The damages a plaintiff can collect are the greater of $1,000 for each act of unauthorized inspection or disclosure, or the sum of the actual damages plus any punitive damages for a willful inspection or disclosure. Plaintiffs who prevail are also entitled to the costs of the action and reasonable attorney fees.
The $1,000 statutory damages were established in section 357 of the 1982 Tax Equity and Fiscal Responsibility Act. They should be raised substantially to meaningfully deter either intentional or negligent disclosure.
And since a disclosure or inspection that occurs because an outside contractor has compromised taxpayer data harms public confidence in the tax system, the contractors should pay a penalty to the IRS as well as to the affected taxpayers.
Giving the penalties more teeth is a starting point for ensuring the confidentiality of taxpayer data when the IRS expands contractors’ access to taxpayers’ information.
The foreign bank account reporting penalties provide a counterpoint to the $1,000 penalty and suggest that it’s time to raise it. The maximum penalty an individual taxpayer may incur for a non-willful violation of the FBAR requirements is $10,000.
An individual taxpayer who fails to file a form should not owe more than a company operating as an extension of the IRS for a negligent disclosure.
The failure to file doesn’t result in the same level of damage to the tax system as the negligent disclosure, because the former is capable of being completely remedied — the taxpayer files, pays what they owe and any penalties, and then continues in compliance, with no further harm to the system.
But taxpayer information disclosure has harmful effects far beyond that. Disclosures undermine public trust in the tax system, in addition to the extensive damage that may result from disclosures to individuals.
The taxpayer who fails to file an FBAR is only failing to comply with their duty to pay taxes — an important duty, to be sure — but the contractor who negligently discloses taxpayer information is being paid by the IRS to safeguard taxpayer information, and that employment relationship should require a much greater standard of care.

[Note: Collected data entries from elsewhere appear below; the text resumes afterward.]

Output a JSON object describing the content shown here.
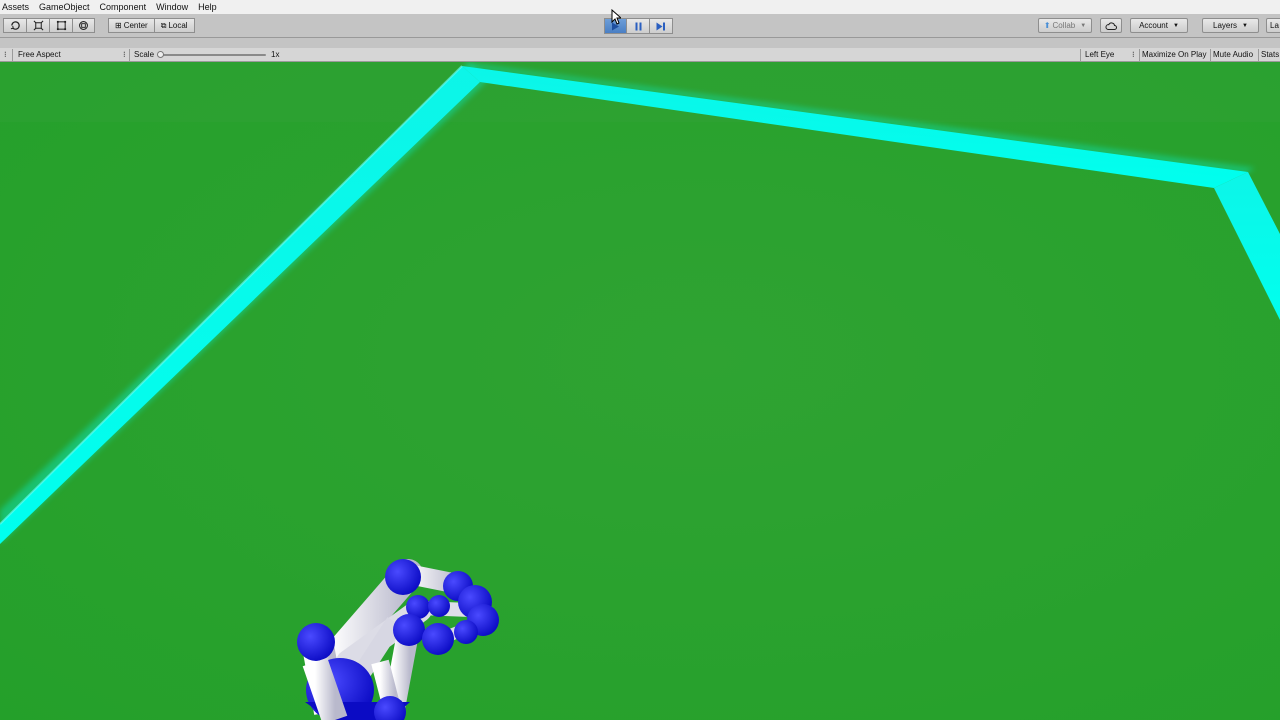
{
  "menu": [
    "Assets",
    "GameObject",
    "Component",
    "Window",
    "Help"
  ],
  "toolbar": {
    "tools": [
      "rotate-icon",
      "scale-icon",
      "rect-icon",
      "transform-icon"
    ],
    "pivot_center": "Center",
    "pivot_local": "Local",
    "play_active": true,
    "collab_label": "Collab",
    "account_label": "Account",
    "layers_label": "Layers",
    "layout_label": "La"
  },
  "game_view": {
    "aspect": "Free Aspect",
    "scale_label": "Scale",
    "scale_value": "1x",
    "eye": "Left Eye",
    "maximize": "Maximize On Play",
    "mute": "Mute Audio",
    "stats": "Stats"
  },
  "colors": {
    "ground": "#2ca02c",
    "border": "#00ffee",
    "hand_joints": "#1a1ae0",
    "hand_bones": "#e6e6f0",
    "play_active": "#4a7fc4"
  }
}
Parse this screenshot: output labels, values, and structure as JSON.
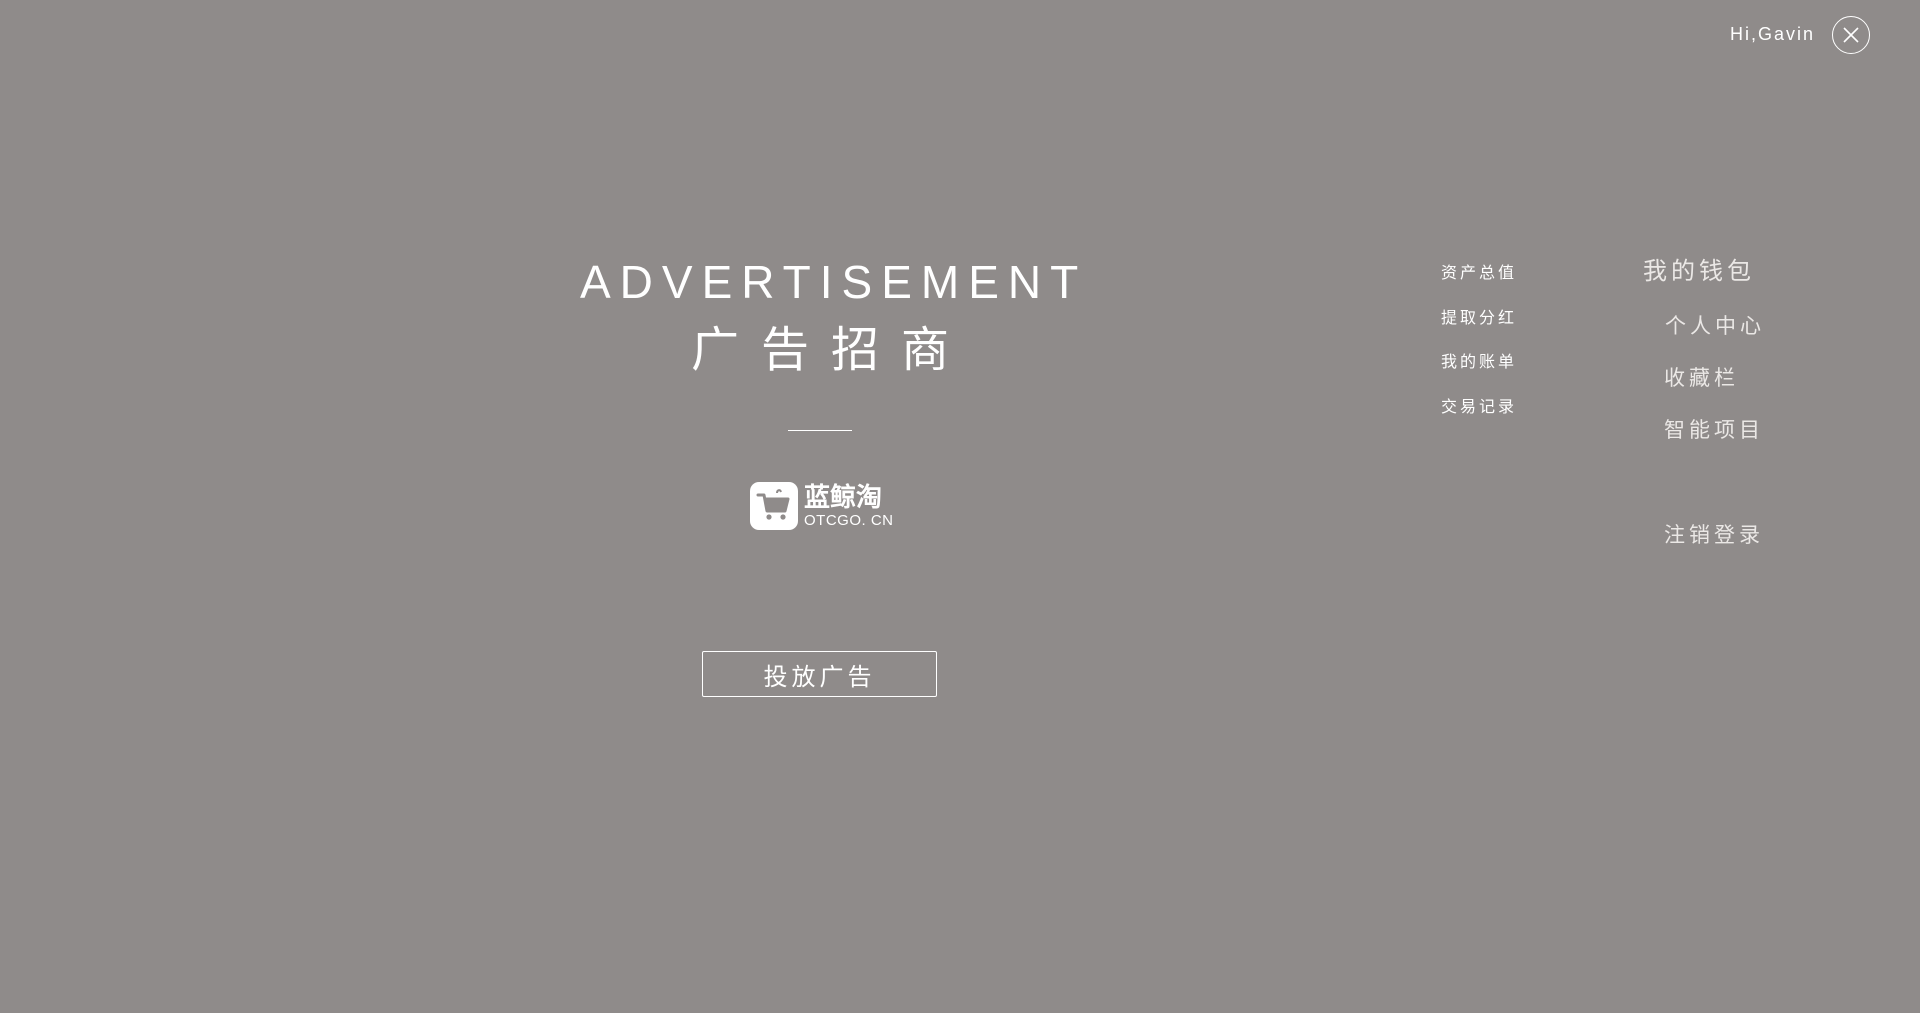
{
  "header": {
    "greeting": "Hi,Gavin",
    "close_icon": "close-icon"
  },
  "advertisement": {
    "title_en": "ADVERTISEMENT",
    "title_cn": "广告招商",
    "logo": {
      "icon": "shopping-cart-icon",
      "name_cn": "蓝鲸淘",
      "name_en": "OTCGO. CN"
    },
    "button_label": "投放广告"
  },
  "wallet_submenu": {
    "items": [
      {
        "label": "资产总值"
      },
      {
        "label": "提取分红"
      },
      {
        "label": "我的账单"
      },
      {
        "label": "交易记录"
      }
    ]
  },
  "main_menu": {
    "wallet": "我的钱包",
    "profile": "个人中心",
    "favorites": "收藏栏",
    "smart_project": "智能项目",
    "logout": "注销登录"
  },
  "colors": {
    "background": "#8f8b8a",
    "text": "#ffffff",
    "menu_text": "#ebe8e6"
  }
}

The fact of that remuneration implicates material disgorgement following a failure to fulfill the contracted duty. A $1,000 penalty is insufficient.
Moreover, the criminal penalties for willful FBAR violations are far higher than the criminal penalties for willful disclosure of returns or return information.
Under 31 U.S.C. section 5322, an individual taxpayer committing a willful violation of the FBAR filing requirement faces a maximum penalty of $250,000 in fines or five years’ prison time, or both.
In contrast, section 7213(a)(1) prescribes that willful disclosure by a federal government employee or, through section 6103(n), any person providing services “for purposes of tax administration” carries a maximum sentence of a $5,000 fine or five years in jail, or both.
Prosecutors could probably stack the $5,000 and five-year maximums for multiple disclosures because the statute says “any violation” carries those possible penalties.
But proportionality is still lacking between the monetary penalty contemplated by the FBAR statute and that contemplated by the disclosure statute, and Congress should fix that.
In 1976 Congress amended section 7213(a) to make willful disclosures a felony instead of a misdemeanor and increased the maximum fine to $5,000 from $1,000 and the jail time to five years from one year (P.L. 94-455).
But it isn’t 1976 anymore, taxpayer data no longer lives on paper ledgers in manila folders in cardboard bankers’ boxes, and the penalties that were appropriate then no longer are today.